Background: Hepatitis B virus (HBV) is one of the most common infectious diseases affecting more than 350 million people worldwide. HBV is a major cause of chronic liver disease with an increased risk of cirrhosis and hepatocellular carcinoma. Monitoring HBV DNA levels, prior to and during treatment, aids in assessing response to treatment and the emergence of resistance. Nowadays there are multiple assays and platforms available to detect and quantify HBV. The objective of this study was to compare the Aptima HBV Quant Assay, released by Hologic, Inc®, with the Abbott Molecular Realtime HBV assay. The Aptima HBV Quant assay is an in vitro dual-target nucleic acid amplification test for the quantitation of HBV DNA in human plasma and serum on the PantherTM System. The Abbott Realtime HBV assay is an RT-PCR test run on the Abbott m2000 System.
Methods: To evaluate sensitivity and specificity performance of the Aptima HBV Quant Assay, results from one hundred twenty-nine plasma specimens, previously tested on the Abbott m2000 platform, were compared. In addition, to corroborate specificity, some of the HBV negative specimens used were positive for Human Immunodeficiency Virus, Hepatitis C Virus, Hepatitis A Virus and Toxoplasma gondii. One hundred and ten specimens, with known viral loads, were used to test the quantitative performance. Precision was tested using an HBV positive specimen repeated fifteen times in different runs. The specimens were assayed using the Aptima HBV Quant Assay on the Panther System following the manufacturer’s instructions. Results obtained were compared using the EP Evaluator program.
Results: HBV Viral Loads were analyzed through both methods to determine whether the methods were equivalent within the allowable total error of 1 log10 IU/mL. One hundred and ten positive specimens were compared over a range of 1.00 to 9.00 log10 IU/ml, the test passed with a correlation of 0.98. The difference between the methods was within allowable error for 105 of the 110 specimens (95.5%) tested. For the qualitative performance, results showed a positive agreement of 98.2% and a negative agreement of 100%. Two out of 112 specimens showed not detected results on the Panther System. Both samples had detectable, but not quantifiable viral loads (<10 IU/mL) on the Abbott m2000 System. This can be explained because 10 IU/mL is within the allowable error at low viral load ranges for the Panther system. Specificity of the Aptima HBV Quant assay showed a not detected result for all specimens, which represents a 100% agreement. For the precision study the EP Evaluator results showed a mean of 6.126 log10 IU/mL with a standard deviation of 0.051. These results were within 2 SD ranges.

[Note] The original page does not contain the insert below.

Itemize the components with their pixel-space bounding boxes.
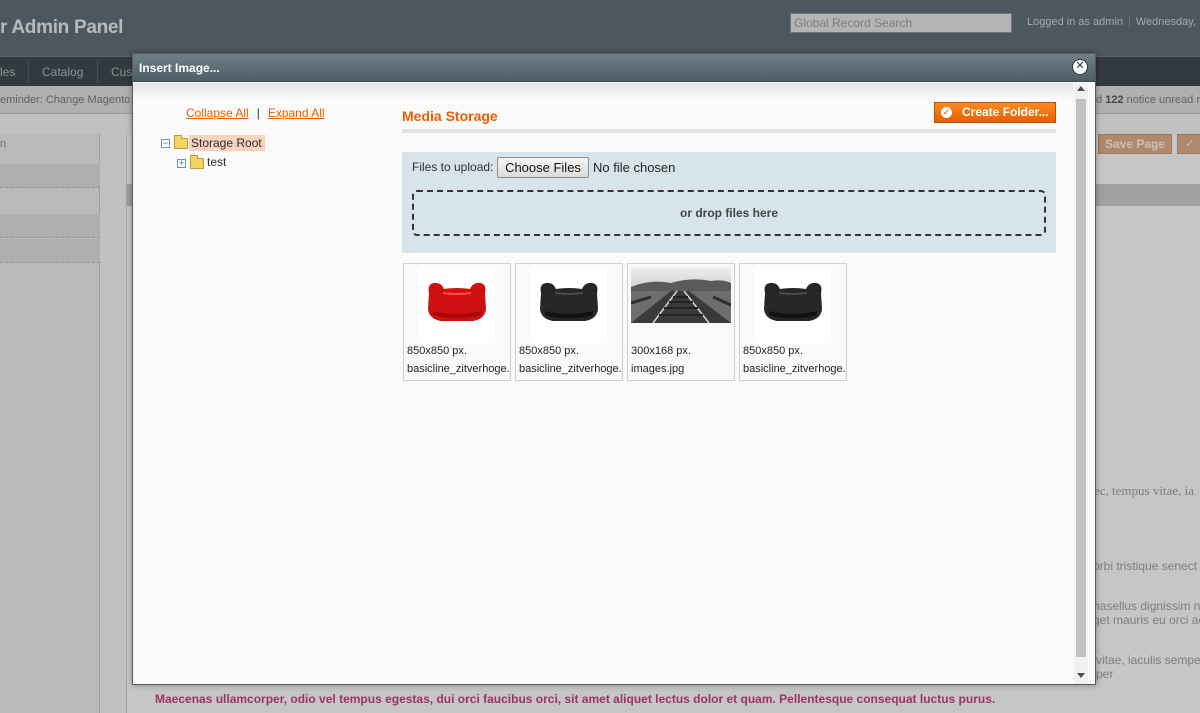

Conclusions: The Aptima HBV Quant assay demonstrated high efficiency, accuracy and reproducibility for the detection and quantification of HBV, with a performance equal to that of the Abbott Realtime HBV assay. The random access to the Panther system along with the full automation, the ease of use, and the reduction in hands-on time, makes the Aptima HBV Quant assay a good option to detect and quantify HBV.